In the months following the 2020 shareholder vote, P&G issued a flurry of materials for investors on its commitments to sustainable sourcing, including a claim that it “does not permit forest degradation” in its supply chains. On the surface, this statement seemed to get to the heart of a key pillar of the shareholder resolution. Within the same document and in other materials, however, P&G contradicted itself, indicating that, not only does it continue to fuel the degradation of Canada’s boreal forest, but has no immediate plans to stop.
The integrity of P&G’s claim to prohibit forest degradation has significant reputational, marketplace, and regulatory implications for the company—and for its investors, which is why NRDC recommends the SEC examine these claims, require P&G to correct them, and consider potential enforcement action. In a global marketplace where a company’s value increasingly depends on the sustainability of its practices, environmental commitments carry growing capacity to help transform supply chains. But it also means that greenwashing carries a heavy toll, driving down ambition across the marketplace and disadvantaging those that are meaningfully improving.
P&G’s claim that it prohibits forest degradation sets a problematic precedent. Forest degradation refers, generally, to industrial activities that erode a forest’s value, whether for carbon storage, biodiversity, ecosystem services like water filtration, or even future timber supply. As a recent letter from over 100 scientists makes clear, it is incontrovertible that industrial logging in primary forests qualifies as forest degradation. Primary forests, which are those that have never been previously industrially disturbed, have unique value for the climate, species, and communities. Once gone, these forests are irreplaceable on any meaningful human timescale, and as scientists have underscored, must remain standing to avoid climate catastrophe.
P&G’s policy therefore, ought to entail the company eliminating sourcing from primary forests. Yet, as NRDC’s SEC complaint notes, P&G’s own disclosures show that, not only does P&G continue to source from these irreplaceable areas for Charmin and other products, but it doesn’t even have the necessary data or expertise to know the full extent of its primary forest footprint.
Within a July 2022 policy update where it claims to prohibit forest degradation, P&G notes that its wood pulp suppliers’ tenures overlap with intact forest landscapes (IFLs), which are large stretches of primary forests larger than 50,000 hectares, and with boreal caribou habitat, which is a proxy for primary forests.
P&G indicates that it has no intention of ending sourcing from IFLs, much less primary forests more broadly. For the lesser ambition of phasing out sourcing from IFLs, P&G states that “there is uncertainty in our ability to achieve [that goal] given it will require action by parties outside of our control.” Meanwhile, as the company notes, while it has maps for IFLs and boreal caribou habitat, it does not have a comprehensive map of primary forests in Canada. Despite the two years P&G has had to act on the shareholder resolution, it hasn’t cultivated the data needed to know the full extent of its degradation footprint.

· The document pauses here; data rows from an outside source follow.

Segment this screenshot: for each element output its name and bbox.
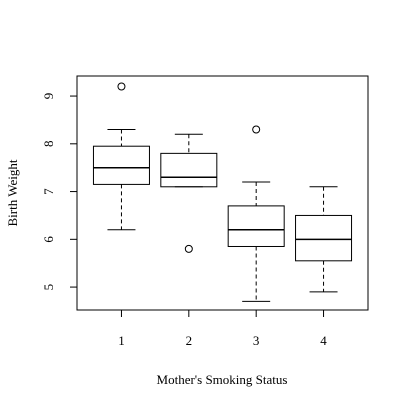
outlier (184, 244, 193, 253)
outlier (252, 125, 261, 134)
box (227, 205, 285, 247)
box (160, 152, 218, 188)
y-tick-label: 8 (41, 141, 56, 148)
x-tick-label: 1 (118, 333, 125, 348)
y-tick-label: 5 (41, 284, 56, 291)
outlier (117, 82, 126, 91)
y-tick-label: 6 (41, 236, 56, 243)
box (92, 145, 150, 185)
y-tick-label: 7 (41, 188, 56, 195)
x-axis-label: Mother's Smoking Status (157, 372, 288, 387)
y-axis-label: Birth Weight (5, 159, 20, 226)
x-tick-label: 3 (253, 333, 260, 348)
x-tick-label: 2 (186, 333, 193, 348)
x-tick-label: 4 (320, 333, 327, 348)
plot-frame (76, 75, 369, 311)
box (295, 214, 353, 262)
y-tick-label: 9 (41, 93, 56, 100)
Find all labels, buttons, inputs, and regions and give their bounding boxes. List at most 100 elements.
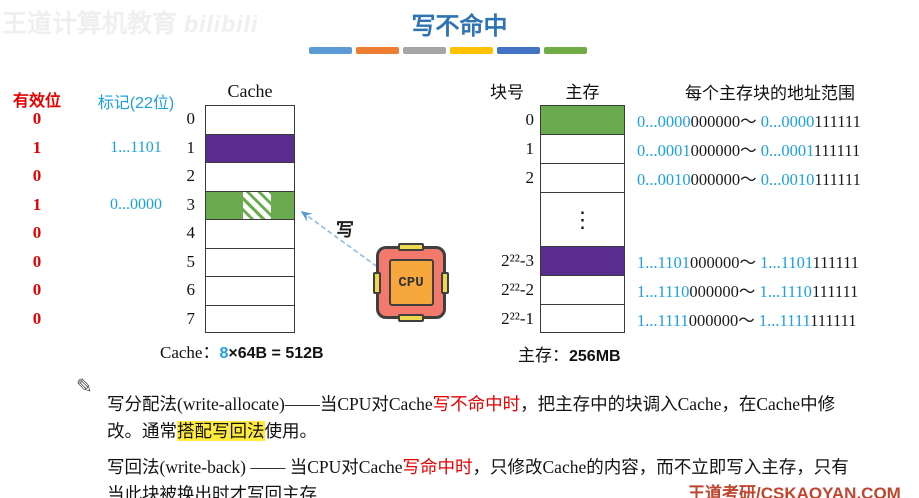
cache-row-0: [206, 106, 294, 135]
color-bar-gray: [403, 47, 446, 54]
note-red-text: 写命中时: [402, 457, 473, 477]
addr-offset: 000000: [689, 281, 739, 301]
page-title: 写不命中: [411, 13, 508, 40]
cache-size-caption: Cache：8×64B = 512B: [160, 338, 324, 363]
addr-tag: 0...0001: [760, 140, 815, 160]
vertical-ellipsis: ⋮: [571, 206, 594, 232]
cache-line-index: 1: [186, 137, 196, 157]
address-range-row: 1...1111000000～ 1...1111111111: [637, 307, 857, 331]
addr-offset: 111111: [814, 169, 861, 189]
cache-row-7: [206, 306, 294, 335]
memory-size-prefix: 主存：: [518, 346, 569, 365]
note-text: ，只修改Cache的内容，而不立即写入主存，只有当此块被换出时才写回主存: [107, 457, 849, 498]
addr-tag: 1...1110: [637, 281, 690, 301]
valid-bit-column: 0 1 0 1 0 0 0 0: [6, 105, 68, 333]
address-range-row: 1...1101000000～ 1...1101111111: [637, 249, 859, 273]
write-label: 写: [336, 220, 354, 240]
valid-bit: 1: [32, 137, 42, 157]
block-number: 2²²-3: [501, 250, 534, 270]
valid-bit: 0: [32, 223, 42, 243]
cpu-label: CPU: [388, 259, 434, 306]
addr-offset: 000000: [690, 169, 741, 189]
cpu-pin-left: [373, 271, 381, 294]
addr-tag: 1...1111: [637, 310, 689, 330]
block-number: 1: [525, 138, 535, 158]
color-bar-orange: [356, 47, 399, 54]
write-back-note: 写回法(write-back) —— 当CPU对Cache写命中时，只修改Cac…: [107, 454, 855, 498]
addr-offset: 111111: [812, 252, 859, 272]
addr-tag: 1...1101: [637, 252, 691, 272]
memory-size-caption: 主存：256MB: [518, 341, 621, 366]
top-watermark: 王道计算机教育 bilibili: [2, 4, 258, 40]
block-number: 2: [525, 167, 535, 187]
block-number: 0: [525, 109, 535, 129]
addr-tag: 0...0010: [637, 169, 691, 189]
cache-row-3-filled: [206, 191, 294, 220]
addr-tag: 0...0000: [637, 111, 691, 131]
cskaoyan-watermark: 王道考研/CSKAOYAN.COM: [688, 484, 901, 498]
cache-line-index-column: 0 1 2 3 4 5 6 7: [172, 105, 198, 333]
address-range-row: 1...1110000000～ 1...1110111111: [637, 278, 858, 302]
cache-table: [205, 105, 295, 333]
block-number: 2²²-1: [501, 308, 534, 328]
addr-tag: 0...0001: [637, 140, 691, 160]
memory-row-2: [541, 164, 624, 193]
cache-line-index: 7: [186, 308, 196, 328]
tag-value: 1...1101: [110, 138, 162, 156]
addr-separator: ～: [740, 169, 761, 189]
valid-bit: 0: [32, 280, 42, 300]
valid-bit: 0: [32, 166, 42, 186]
note-text: 写回法(write-back) —— 当CPU对Cache: [107, 457, 403, 477]
valid-bit-header: 有效位: [12, 93, 61, 110]
memory-row-n2: [541, 276, 624, 305]
cache-line-index: 0: [186, 109, 196, 129]
addr-offset: 000000: [690, 140, 741, 160]
cpu-pin-top: [398, 243, 424, 251]
memory-row-n1: [541, 305, 624, 334]
note-highlighted-text: 搭配写回法: [177, 421, 265, 441]
bilibili-logo: bilibili: [183, 11, 259, 37]
memory-row-n3-filled: [541, 247, 624, 276]
cpu-pin-bottom: [398, 314, 424, 322]
valid-bit: 0: [32, 251, 42, 271]
cache-row-4: [206, 220, 294, 249]
cache-size-value: ×64B = 512B: [228, 345, 324, 362]
addr-separator: ～: [739, 252, 761, 272]
addr-offset: 000000: [690, 252, 740, 272]
memory-size-value: 256MB: [569, 348, 621, 365]
cache-row-6: [206, 277, 294, 306]
write-allocate-note: 写分配法(write-allocate)——当CPU对Cache写不命中时，把主…: [107, 391, 855, 445]
address-range-header: 每个主存块的地址范围: [685, 84, 855, 103]
write-arrow: [300, 211, 391, 277]
cpu-icon: CPU: [373, 243, 449, 322]
cache-line-index: 3: [186, 194, 196, 214]
cache-row-5: [206, 249, 294, 277]
color-bar-green: [544, 47, 587, 54]
cpu-pin-right: [441, 271, 449, 294]
main-memory-table: ⋮: [540, 105, 625, 333]
color-bar-darkblue: [497, 47, 540, 54]
tag-header: 标记(22位): [97, 95, 175, 112]
addr-offset: 000000: [690, 111, 741, 131]
cache-line-index: 2: [186, 166, 196, 186]
address-range-row: 0...0001000000～ 0...0001111111: [637, 137, 860, 161]
color-bar-blue: [309, 47, 352, 54]
addr-tag: 1...1101: [760, 252, 813, 272]
valid-bit: 0: [32, 308, 42, 328]
decorative-color-bars: [309, 47, 587, 54]
cache-size-prefix: Cache：: [160, 343, 220, 362]
address-range-row: 0...0000000000～ 0...0000111111: [637, 108, 861, 132]
valid-bit: 0: [32, 109, 42, 129]
block-number-header: 块号: [490, 83, 524, 102]
valid-bit: 1: [32, 194, 42, 214]
addr-offset: 111111: [811, 281, 859, 301]
cache-line-index: 4: [186, 223, 196, 243]
addr-separator: ～: [738, 281, 760, 301]
addr-tag: 0...0000: [760, 111, 815, 131]
note-text: 使用。: [264, 421, 318, 441]
address-range-row: 0...0010000000～ 0...0010111111: [637, 166, 861, 190]
tag-value: 0...0000: [110, 195, 162, 213]
addr-separator: ～: [738, 310, 759, 330]
cache-line-count: 8: [219, 345, 229, 362]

In addition, P&G continues to remain overly reliant on third-party certifications that do not, in fact, have standards that would ensure the company is avoiding forest degradation. P&G indicates that all three of its wood pulp certifiers, the Sustainable Forestry Initiative (SFI), PEFC, and the Forest Stewardship Council (FSC), guarantee the elimination of forest degradation. SFI and PEFC, however, are notoriously industry-dominated greenwashing mechanisms that fail to require little more than adherence to existing Canadian laws. Even FSC, the only credible forest certification system in Canada, does not eliminate sourcing from primary forests.
While NRDC has raised these inconsistencies with P&G representatives, the company failed to adjust its materials and, in fact, reiterated its claim that it does not permit forest degradation in its July update for investors.
P&G’s current positioning on forest degradation has far-reaching implications. It obscures the extent to which P&G is out of alignment with a growing global policy push to end forest degradation. The Glasgow Leaders’ Declaration on Forests and Land Use commits its 145 signatories to halting and reversing deforestation and forest degradation by 2030. Proposed legislation like the New York Deforestation-Free Procurement Act would require marketplace actors to ensure their supply chains are not driving forest degradation or violations of Indigenous rights. P&G’s actual sourcing practices fail to meet these standards.
The SEC has an important role to play in preserving the integrity of companies’ sustainability standards. Through addressing any materially misleading statements from P&G on its wood pulp supply chains, the SEC will not only hold P&G accountable and protect its investors, but ensure the marketplace remains aligned with scientific integrity and is a force for promoting, rather than attenuating, practices globally recognized as essential to a safe and sustainable future.